Bylaw officers, as it was discovered by Vernon council at its Monday, May 9 meeting, are part of a handful of exemptions who can legally discharge a longbow or crossbow within the corporate boundaries of the city.
Bow, arrow and crossbow are defined in the bylaw as weapons which, under the rule, are prohibited from being discharged within the corporate boundaries of the city.
Those exempt from the bylaw requirements are bylaw enforcement officers; hunters or predator control contractors in compliance with the Wildlife Act while on properties bigger than two hectares in size; bona fide farmers or their designate in the destruction of predators and protection of crops; Vernon School District students being trained in the use of a bow and arrow, and under supervision from a teacher of person of responsibility, during school hours; and individuals involved in an archery competition/practice, hosted by a recognized and organized group or archery club meeting.
It was the wording of the exemptions that drew considerable discussion from council.

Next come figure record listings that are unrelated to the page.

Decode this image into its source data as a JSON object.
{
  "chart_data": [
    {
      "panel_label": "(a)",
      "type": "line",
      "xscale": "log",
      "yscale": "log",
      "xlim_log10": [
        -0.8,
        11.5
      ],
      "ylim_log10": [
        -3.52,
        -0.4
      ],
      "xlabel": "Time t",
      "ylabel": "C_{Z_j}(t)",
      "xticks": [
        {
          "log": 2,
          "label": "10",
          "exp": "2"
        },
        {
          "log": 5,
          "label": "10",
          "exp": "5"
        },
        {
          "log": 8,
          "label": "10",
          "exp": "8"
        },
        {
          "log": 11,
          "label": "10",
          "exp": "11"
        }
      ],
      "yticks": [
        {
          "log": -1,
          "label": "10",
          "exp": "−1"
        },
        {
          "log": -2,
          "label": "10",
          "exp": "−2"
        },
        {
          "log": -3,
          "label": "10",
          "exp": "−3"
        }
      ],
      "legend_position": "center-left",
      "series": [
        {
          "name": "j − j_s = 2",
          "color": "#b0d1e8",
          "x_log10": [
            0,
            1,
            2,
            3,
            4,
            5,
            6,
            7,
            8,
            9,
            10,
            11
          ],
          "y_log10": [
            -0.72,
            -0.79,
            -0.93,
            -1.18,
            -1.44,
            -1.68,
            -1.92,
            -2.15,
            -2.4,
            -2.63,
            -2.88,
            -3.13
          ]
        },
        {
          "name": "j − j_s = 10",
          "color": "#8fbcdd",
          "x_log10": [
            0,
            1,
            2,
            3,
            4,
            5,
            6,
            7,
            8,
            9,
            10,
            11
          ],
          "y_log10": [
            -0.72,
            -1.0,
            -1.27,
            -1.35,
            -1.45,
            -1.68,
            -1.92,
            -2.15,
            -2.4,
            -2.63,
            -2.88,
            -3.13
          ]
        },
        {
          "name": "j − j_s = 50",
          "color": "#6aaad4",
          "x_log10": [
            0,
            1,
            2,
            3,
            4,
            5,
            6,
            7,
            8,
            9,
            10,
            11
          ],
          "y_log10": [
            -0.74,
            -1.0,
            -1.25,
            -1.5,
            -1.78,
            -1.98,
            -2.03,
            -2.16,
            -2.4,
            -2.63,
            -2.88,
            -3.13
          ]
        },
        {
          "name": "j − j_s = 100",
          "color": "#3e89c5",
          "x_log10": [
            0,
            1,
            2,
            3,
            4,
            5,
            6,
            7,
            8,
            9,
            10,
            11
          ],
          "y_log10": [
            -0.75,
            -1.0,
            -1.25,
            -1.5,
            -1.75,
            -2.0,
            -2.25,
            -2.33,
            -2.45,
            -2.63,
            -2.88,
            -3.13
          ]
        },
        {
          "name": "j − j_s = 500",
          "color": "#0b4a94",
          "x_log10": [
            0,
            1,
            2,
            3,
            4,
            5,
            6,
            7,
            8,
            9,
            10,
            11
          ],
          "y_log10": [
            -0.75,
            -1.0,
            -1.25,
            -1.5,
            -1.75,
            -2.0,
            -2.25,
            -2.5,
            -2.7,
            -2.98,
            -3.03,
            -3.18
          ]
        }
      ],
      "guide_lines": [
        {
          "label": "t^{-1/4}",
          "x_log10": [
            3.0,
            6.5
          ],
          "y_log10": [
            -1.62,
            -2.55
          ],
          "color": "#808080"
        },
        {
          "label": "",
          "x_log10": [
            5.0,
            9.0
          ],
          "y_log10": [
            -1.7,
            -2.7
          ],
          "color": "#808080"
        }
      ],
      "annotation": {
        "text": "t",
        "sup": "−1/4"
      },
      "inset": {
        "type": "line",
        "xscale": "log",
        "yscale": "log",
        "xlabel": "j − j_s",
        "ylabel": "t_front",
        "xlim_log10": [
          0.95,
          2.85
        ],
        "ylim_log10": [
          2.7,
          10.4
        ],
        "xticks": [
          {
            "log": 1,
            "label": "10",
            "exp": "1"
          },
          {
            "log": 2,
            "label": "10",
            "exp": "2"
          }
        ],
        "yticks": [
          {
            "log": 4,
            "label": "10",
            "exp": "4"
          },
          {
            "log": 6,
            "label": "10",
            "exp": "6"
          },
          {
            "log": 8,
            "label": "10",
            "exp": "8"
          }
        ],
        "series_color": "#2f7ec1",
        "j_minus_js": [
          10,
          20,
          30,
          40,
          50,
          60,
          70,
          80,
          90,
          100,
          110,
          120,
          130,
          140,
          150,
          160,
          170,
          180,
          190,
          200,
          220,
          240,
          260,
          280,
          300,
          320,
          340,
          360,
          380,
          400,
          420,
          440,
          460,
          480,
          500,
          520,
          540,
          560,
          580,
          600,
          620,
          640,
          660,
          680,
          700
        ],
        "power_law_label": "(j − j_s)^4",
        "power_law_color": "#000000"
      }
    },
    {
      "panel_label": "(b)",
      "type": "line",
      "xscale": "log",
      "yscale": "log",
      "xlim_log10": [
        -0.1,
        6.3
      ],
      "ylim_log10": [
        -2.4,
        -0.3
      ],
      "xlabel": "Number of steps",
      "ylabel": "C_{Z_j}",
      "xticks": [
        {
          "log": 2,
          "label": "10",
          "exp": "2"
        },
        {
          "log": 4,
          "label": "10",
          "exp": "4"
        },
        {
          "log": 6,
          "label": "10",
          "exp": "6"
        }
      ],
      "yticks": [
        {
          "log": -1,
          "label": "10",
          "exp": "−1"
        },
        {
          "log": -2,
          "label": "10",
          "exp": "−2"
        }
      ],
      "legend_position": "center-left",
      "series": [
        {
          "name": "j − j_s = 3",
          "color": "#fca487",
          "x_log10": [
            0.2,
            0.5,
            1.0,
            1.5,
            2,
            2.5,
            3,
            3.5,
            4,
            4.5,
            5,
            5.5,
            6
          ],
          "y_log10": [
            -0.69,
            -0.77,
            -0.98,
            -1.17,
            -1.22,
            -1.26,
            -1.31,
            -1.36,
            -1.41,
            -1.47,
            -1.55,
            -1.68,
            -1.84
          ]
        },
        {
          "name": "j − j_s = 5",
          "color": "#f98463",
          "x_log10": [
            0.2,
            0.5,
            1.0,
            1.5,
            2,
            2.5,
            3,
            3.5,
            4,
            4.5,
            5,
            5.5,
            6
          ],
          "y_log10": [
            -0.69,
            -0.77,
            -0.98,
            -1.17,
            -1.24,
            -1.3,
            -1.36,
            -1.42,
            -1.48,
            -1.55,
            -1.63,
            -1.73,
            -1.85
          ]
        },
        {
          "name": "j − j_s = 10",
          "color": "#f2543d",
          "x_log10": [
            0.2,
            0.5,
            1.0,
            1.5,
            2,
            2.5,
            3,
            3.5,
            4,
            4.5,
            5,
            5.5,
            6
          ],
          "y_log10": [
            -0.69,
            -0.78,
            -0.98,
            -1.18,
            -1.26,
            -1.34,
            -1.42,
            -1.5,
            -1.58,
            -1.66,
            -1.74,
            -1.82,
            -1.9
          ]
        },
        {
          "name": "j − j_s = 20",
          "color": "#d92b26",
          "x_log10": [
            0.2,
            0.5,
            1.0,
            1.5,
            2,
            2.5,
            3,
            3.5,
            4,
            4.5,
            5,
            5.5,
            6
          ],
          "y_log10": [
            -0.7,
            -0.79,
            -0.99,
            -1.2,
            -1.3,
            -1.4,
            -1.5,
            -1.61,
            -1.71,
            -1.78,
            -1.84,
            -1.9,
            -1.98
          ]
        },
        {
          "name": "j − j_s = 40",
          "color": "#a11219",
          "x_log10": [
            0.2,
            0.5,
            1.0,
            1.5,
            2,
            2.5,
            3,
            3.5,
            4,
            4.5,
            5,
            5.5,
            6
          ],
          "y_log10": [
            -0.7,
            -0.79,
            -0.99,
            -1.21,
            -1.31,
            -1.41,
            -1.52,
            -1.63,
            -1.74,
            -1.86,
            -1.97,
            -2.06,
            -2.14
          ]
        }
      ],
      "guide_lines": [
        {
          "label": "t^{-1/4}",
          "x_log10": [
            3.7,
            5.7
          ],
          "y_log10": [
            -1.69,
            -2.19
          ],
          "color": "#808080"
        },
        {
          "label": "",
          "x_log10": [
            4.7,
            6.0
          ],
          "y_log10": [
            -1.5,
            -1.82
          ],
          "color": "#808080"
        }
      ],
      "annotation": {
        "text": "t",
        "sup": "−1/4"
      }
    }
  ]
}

“I’m wondering if this is still something we should have in place,” said Coun. Teresa Durning, who told colleagues she comes from a long line of hunters and gatherers. “Bylaw officers can bow hunt in the city? Farmer can bow hunt? Yes? (confirmed). It shouldn’t be in place. The (bylaw) wording can be better.”
“We can look into it further,” said Lees.
Coun. Brian Quiring finished the lengthy debate with a confession. It was he, he said, who helped draft the bylaw in 2012. Quiring said the bylaw’s intent was to give a hand to local orchardists.
“If you had an orchard, and you had deer, you could whack a deer legally with a bow and arrow,” he said. “The way it’s written, during hunting season, if I have five acres on Okanagan Landing, I can go deer hunting. But the bylaw was intended for orchardists. I made it and we can revise it if we need to.”
Council voted unanimously for a staff high-level review of the exemptions in the bylaw, and to bring a report back to council.